Burning Man ’07: Shoes, parachutes, fires, food fights

September 6, 2007
Reno to Black Rock City

It’s been a red sun at night for about 4 days now. Apparently there’s a fire in Susanville, and everything’s all purple mountain’s majesty from late afternoon til dark. The brush-fire could’ve been started by an irresponsible Burning Man ticketholder throwing a cigarette out the window; it could’ve just as easily been lightning, or a hunter or cowboy failing to properly extinguish his campfire.

We’ve all gone a little loopy again, with 13 dumpstering a half-burned parachute from the DPW Depot to make a hot toga-ish dress for the Last Supper (the final night of commissary on-playa) — and riding back to the Black Hole in the truckbed with the parachute all splayed out behind her like Priscilla Queen of the Desert, singing nonsense to herself that sounded like a trumpet mixed with a chicken clucking. Today was a half workday for the DPW, and we’ve all got to move to the trailer parks in town now. It feels like an ending, and we’re celebrating. Cleanup is going beautifully.

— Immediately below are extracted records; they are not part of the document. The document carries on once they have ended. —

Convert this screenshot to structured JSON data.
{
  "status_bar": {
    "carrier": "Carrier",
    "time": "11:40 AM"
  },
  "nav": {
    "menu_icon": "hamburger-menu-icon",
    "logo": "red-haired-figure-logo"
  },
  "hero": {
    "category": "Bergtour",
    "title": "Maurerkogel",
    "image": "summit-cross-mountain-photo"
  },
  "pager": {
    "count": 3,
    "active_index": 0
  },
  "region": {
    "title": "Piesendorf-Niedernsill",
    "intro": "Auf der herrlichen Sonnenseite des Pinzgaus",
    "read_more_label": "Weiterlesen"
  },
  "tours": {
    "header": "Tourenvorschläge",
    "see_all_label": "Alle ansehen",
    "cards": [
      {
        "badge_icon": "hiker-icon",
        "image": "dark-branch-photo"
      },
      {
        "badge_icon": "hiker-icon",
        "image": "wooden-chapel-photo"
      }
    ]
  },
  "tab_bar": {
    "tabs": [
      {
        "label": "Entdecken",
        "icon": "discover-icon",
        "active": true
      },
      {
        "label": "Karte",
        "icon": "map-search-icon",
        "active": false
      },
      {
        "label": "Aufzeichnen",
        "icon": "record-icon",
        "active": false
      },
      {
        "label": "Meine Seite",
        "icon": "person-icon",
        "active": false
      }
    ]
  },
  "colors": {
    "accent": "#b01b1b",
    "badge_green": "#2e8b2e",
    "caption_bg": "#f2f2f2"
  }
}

Last night a nice lady returning for her broken-down car stopped at the Gate and gave me a new pair of really swank tennis shoes. My Chucks had started to “turn,” so I was asking the universe for some — and they came to me, all expensive. But white, so I spray-painted them black. And now my feet are happy. C-Load got a girls’-clothes outfit too — flowy tassely scarf, white pillowed jacket, off-white lace stretch tank top, white beanie hat — and during one of my brand new inexplicable blackouts I woke up to him catching me falling off the truck bed, and I panicked and started to fight because I thought he was a date-rapist raver.

He got rid of the hat. Now the outfit is perfect.

... and just like that -- POOF -- we get our techno-free desert back

For the Last Supper, they set up one long table for everyone still left in the Black Rock Desert to eat as a family. We got there late, and wanted to sit together, and there wasn’t enough room so we set up another table off to the side. And everyone gave us shit for being exclusionary Gatestapo kids’-table haters.

And of course, Gate crew started a food fight. Everyone knew it was going to happen. It’s a tradition. Both senior staff and commissary crew eyed us suspiciously from the moment we walked in holding multiple bottles of red wine. Nobody in Gate really tried to hide the fact that we were the Bad Kids — smirking, eating nervously, going back in line to get ammo (I mean “seconds”), and involuntarily casing the place like hooligans about to plant a mailbox bomb.

Alas, the food fight came to a quick end when a co-worker turned around too quickly and fell on top of me and pinned me between himself and a chair that collapsed onto the floor underneath me. (For some reason I’m more than ever a magnet for injuries.) Everyone had a good laugh, though, and our awesome commissary manager simply walked over to the main perpetrators of the fight (smeared with watermelon and mashed potatoes) and handed them a broom.